I could still remember just how much it hurt to do that, to close the door on the first people to give me a taste of hope.

It was still sweet in my mouth as I turned the two locks and slid the deadbolt home.

But it turned to ash when I moved down the dark hall, listening to Dane whisper furiously at Ignacio.

“I can’t believe you. I seriously cannot believe you would do this right now. With Lila in the front fucking yard!”

“She’s not a kid anymore,” Ignacio argued with a shrug. “She should know the family business.”

“She’s fucking five,” Dane argued.

This was true, but even at five, I knew there was some truth to what Ignacio said.

I didn’t feel very much like a kid.

And whatever childish inclinations I might have secretly harboured in the deepest hollows of my soul died a swift death by decapitation when I rounded the corner to the living room and saw exactly what had happened to the gunshot.

It had pierced a man right through the center of his chest.

Ignacio flipped his Zippo open to light his cigarette then regarded me curiously over a plume of smoke. “Just a dead body, abejita, nothing to cry about, okay?”

I nodded woodenly. I didn’t want to cry, but the fact that I didn’t made my stomach curdle like bad milk. It wasn’t the first time I’d seen blood, but this was different.

Or at least, it should have been.

Instead, I stood there as silent and dead inside as the body Dane was tidying on the ground.

He stopped mopping up the blood on the hardwood and leaned back on his haunches to regard me. “Go to our room and stay there, okay, Li?”

“No, no, she’s here. She might as well learn the facts of life and death.” Ignacio laughed lightly and moved forward to clasp my shoulder warmly. “This is the family business, Lila, and just like our family, no one fucks with our business. You get me?”

My tongue was buried in the ashes of my combusted hope, so I nodded, mutely, dumbly.

He didn’t like my lack of passion.

Ignacio sighed heavily, smoke swirling into my hair as he bent to one knee to look me in the eye.

He regarded me then, like a scientist with a microscope.

“You listen to me good here, Lila. Family is everything. You earn, you fight, you die for family. This man here? He died for our family because he threatened our family. Tienes que defender tu honor. Y a tu familia. It’s as simple as that.”

You defend your honour. And your family.

Ignacio lived and died by that mandate.

He paused then moved so quickly I flinched when he jerked the gun from the back of his waistband. Grabbing my hands, he fitted them to the gun, his meaty hands clasped on top so that I could bear the awful, awkward weight.

“You feel this? This is the weight of a life. I took it with one squeeze of the trigger.”

“Ignacio,” Dane argued, standing up and lunging toward us. “Don’t put a gun in her hands. Fuck. What is wrong with you?”

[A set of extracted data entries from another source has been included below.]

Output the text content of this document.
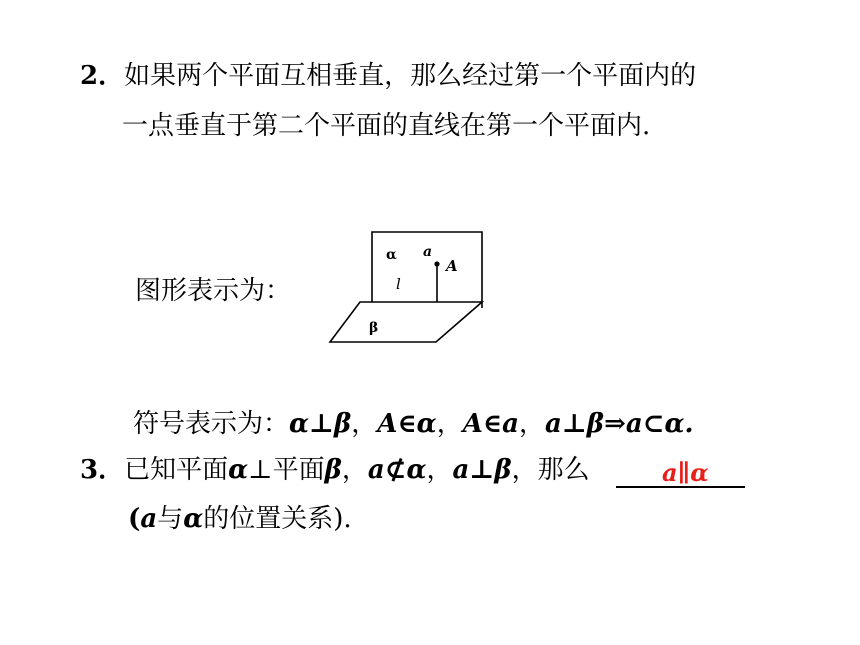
2．如果两个平面互相垂直，那么经过第一个平面内的
一点垂直于第二个平面的直线在第一个平面内.
图形表示为：
α a
A
l
β
符号表示为：α⊥β，A∈α，A∈a，a⊥β⇒a⊂α.
3．已知平面α⊥平面β，a⊄α，a⊥β，那么	a∥α
(a与α的位置关系).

Ignacio moved our hands easily, swiveling the gun so it pointed at my brother. My arms locked, breath a wheezing pant as I tried to pull away from the gun, from my papá and his evil intent.

Ignacio raised a brow at Dane, making a silent point I didn’t understand, but my brother seemed to get it because his lips thinned, and he held up his hands in surrender.

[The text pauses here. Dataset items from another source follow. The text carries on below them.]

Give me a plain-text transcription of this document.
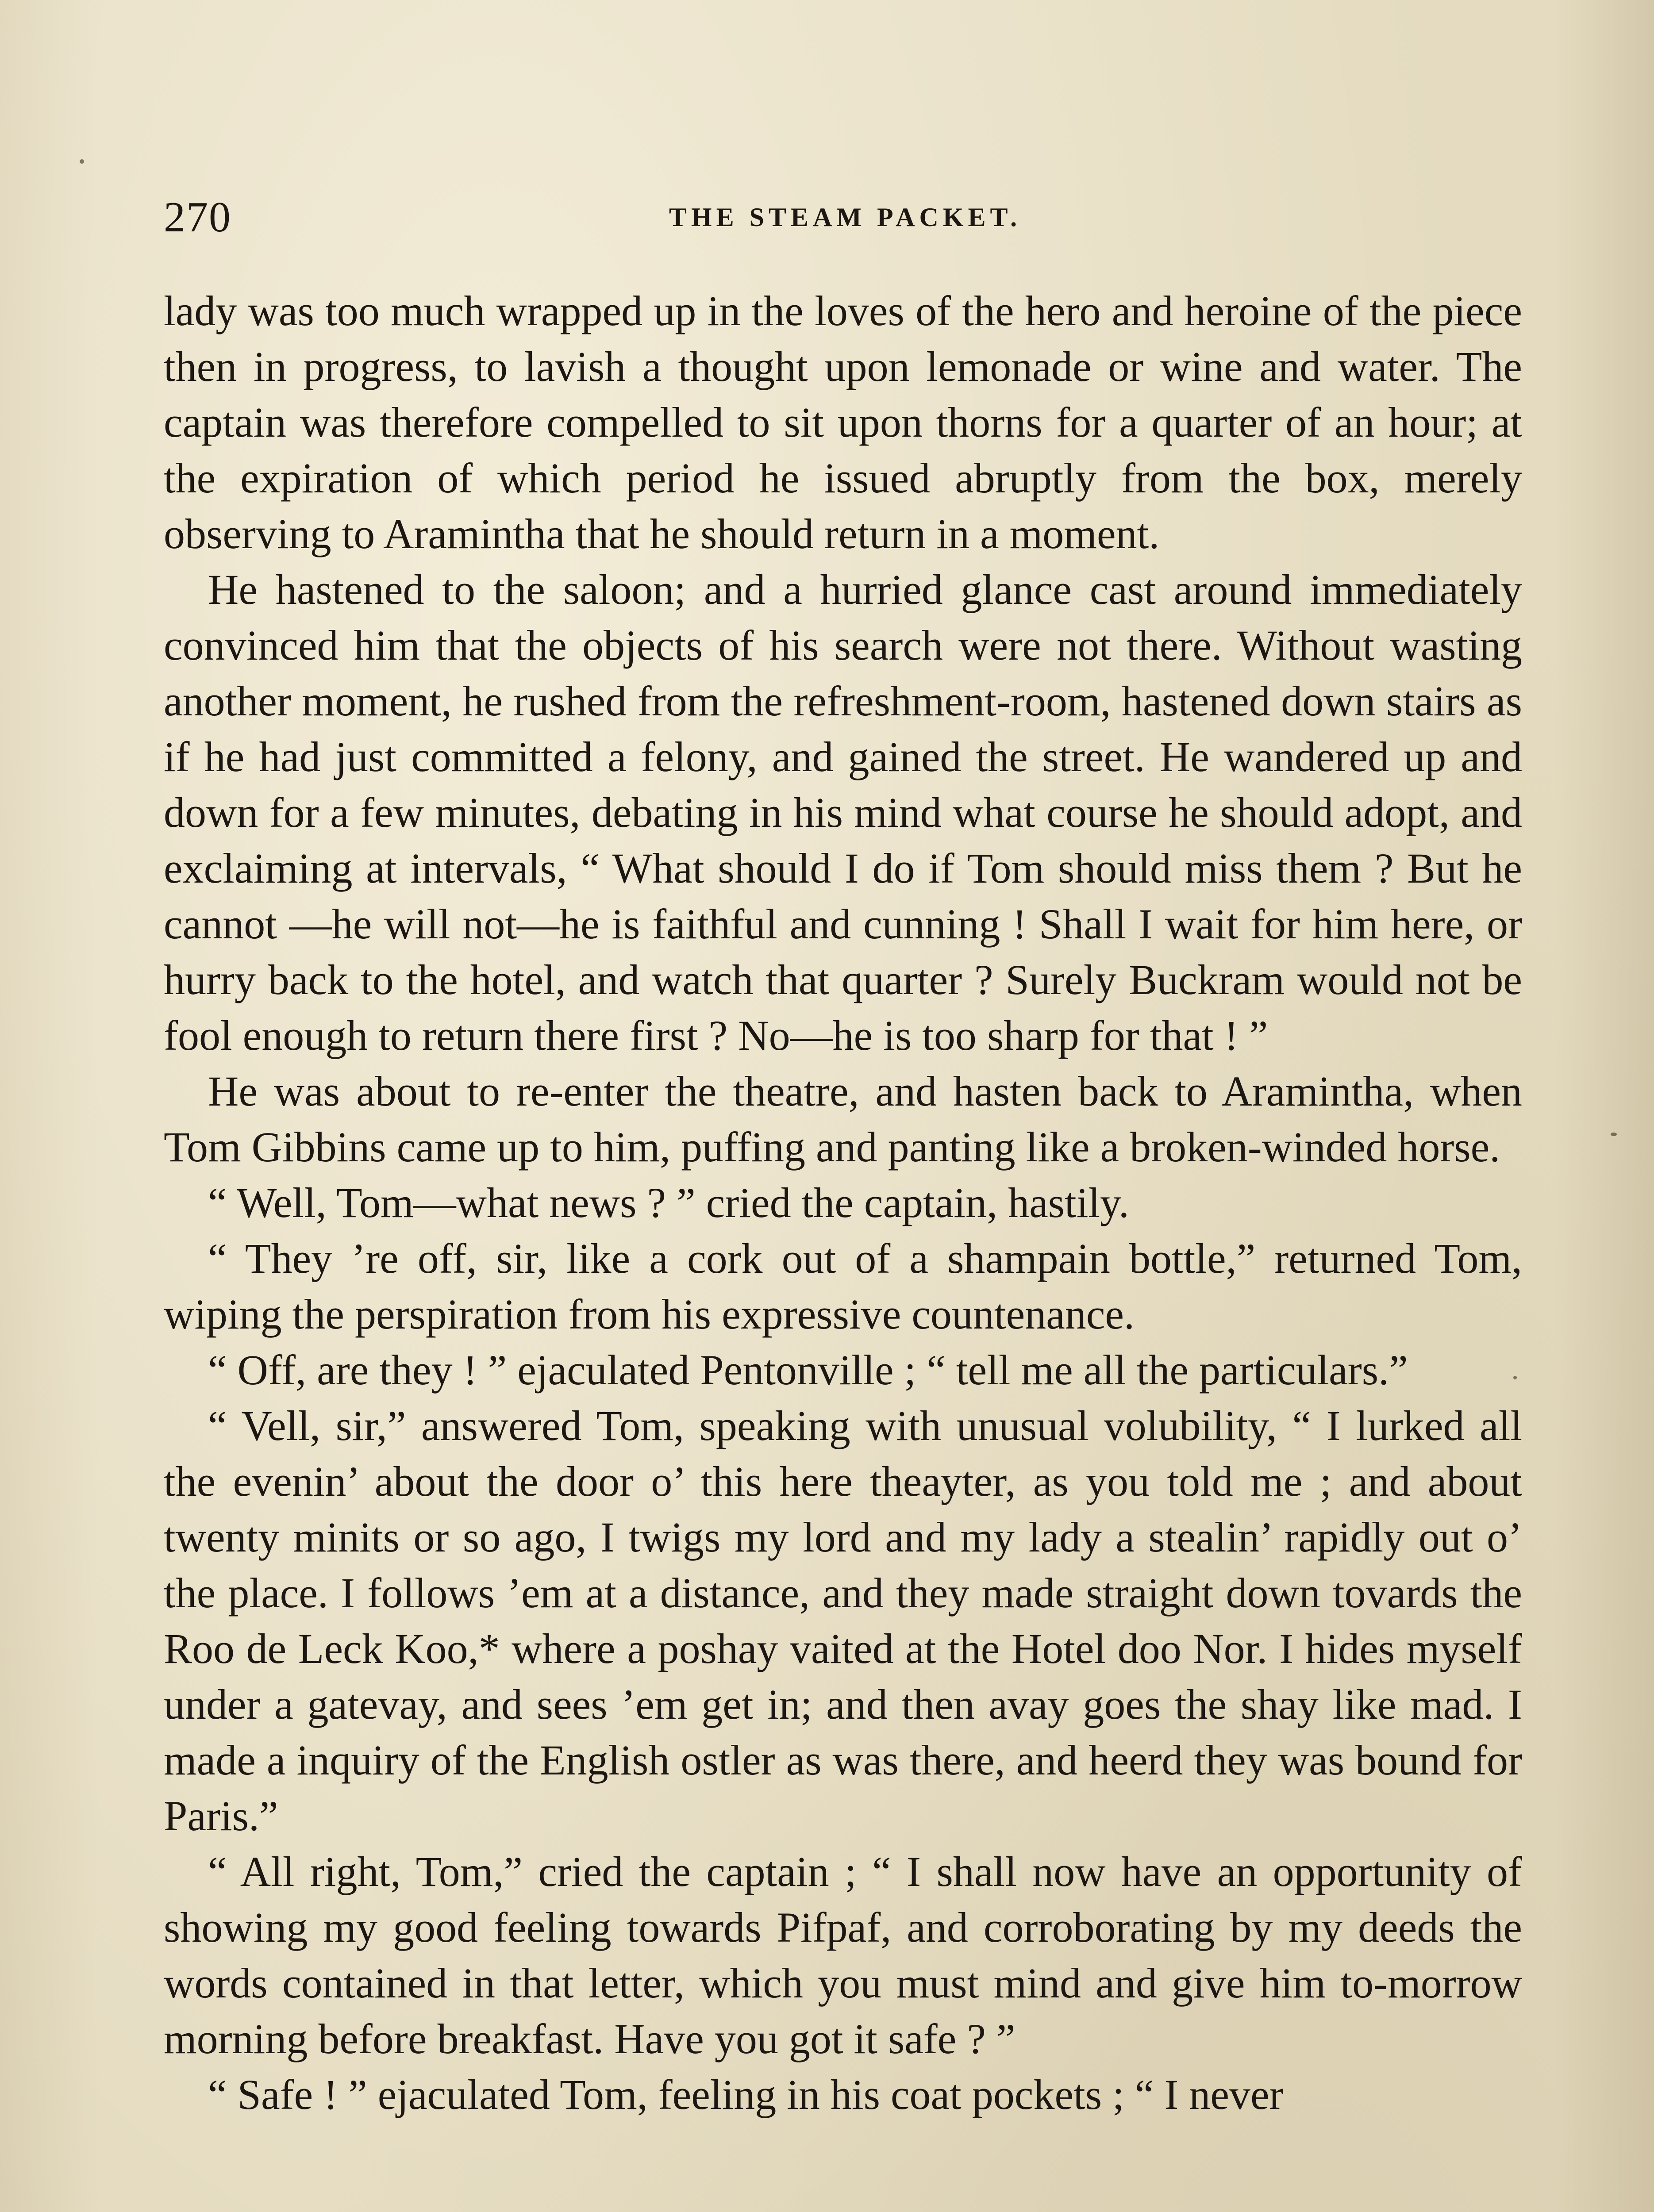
270	THE STEAM PACKET.

lady was too much wrapped up in the loves of the hero and heroine of the piece then in progress, to lavish a thought upon lemonade or wine and water. The captain was therefore compelled to sit upon thorns for a quarter of an hour; at the expiration of which period he issued abruptly from the box, merely observing to Aramintha that he should return in a moment.

He hastened to the saloon; and a hurried glance cast around immediately convinced him that the objects of his search were not there. Without wasting another moment, he rushed from the refreshment-room, hastened down stairs as if he had just committed a felony, and gained the street. He wandered up and down for a few minutes, debating in his mind what course he should adopt, and exclaiming at intervals, “ What should I do if Tom should miss them ? But he cannot —he will not—he is faithful and cunning ! Shall I wait for him here, or hurry back to the hotel, and watch that quarter ? Surely Buckram would not be fool enough to return there first ? No—he is too sharp for that ! ”

He was about to re-enter the theatre, and hasten back to Aramintha, when Tom Gibbins came up to him, puffing and panting like a broken-winded horse.

“ Well, Tom—what news ? ” cried the captain, hastily.

“ They ’re off, sir, like a cork out of a shampain bottle,” returned Tom, wiping the perspiration from his expressive countenance.

“ Off, are they ! ” ejaculated Pentonville ; “ tell me all the particulars.”

“ Vell, sir,” answered Tom, speaking with unusual volubility, “ I lurked all the evenin’ about the door o’ this here theayter, as you told me ; and about twenty minits or so ago, I twigs my lord and my lady a stealin’ rapidly out o’ the place. I follows ’em at a distance, and they made straight down tovards the Roo de Leck Koo,* where a poshay vaited at the Hotel doo Nor. I hides myself under a gatevay, and sees ’em get in; and then avay goes the shay like mad. I made a inquiry of the English ostler as was there, and heerd they was bound for Paris.”

“ All right, Tom,” cried the captain ; “ I shall now have an opportunity of showing my good feeling towards Pifpaf, and corroborating by my deeds the words contained in that letter, which you must mind and give him to-morrow morning before breakfast. Have you got it safe ? ”

“ Safe ! ” ejaculated Tom, feeling in his coat pockets ; “ I never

Satisfied, Ignacio turned back to me and smiled softly, his expression tender against the hard sight of the gun held between us. “You’re a sweet girl, abejita, but you must grow strong. You cannot be soft if you want to survive, si?”

“Si, Papá,” I murmured, but my voice was a single thread pulled from a complicated tapestry of emotion clogging up my chest.

I was scared of the gun and angry with my father for putting it in my hands as if it was a disease that would seep through my skin and infect me for life.

I was horrified that I’d leveled a weapon at Dane for even a second, even forced to do it as I had been. For the first time in as long as I could remember, I felt like crying.

The tears lodged in my throat and made my eyes hot and glazed over like fired pottery.

Ignacio smiled as he dropped the gun from my grasp, easily taking it in one hand and tucking it back into his pants. I swallowed thickly when he took my face in his rough hands and brought me close to kiss my forehead.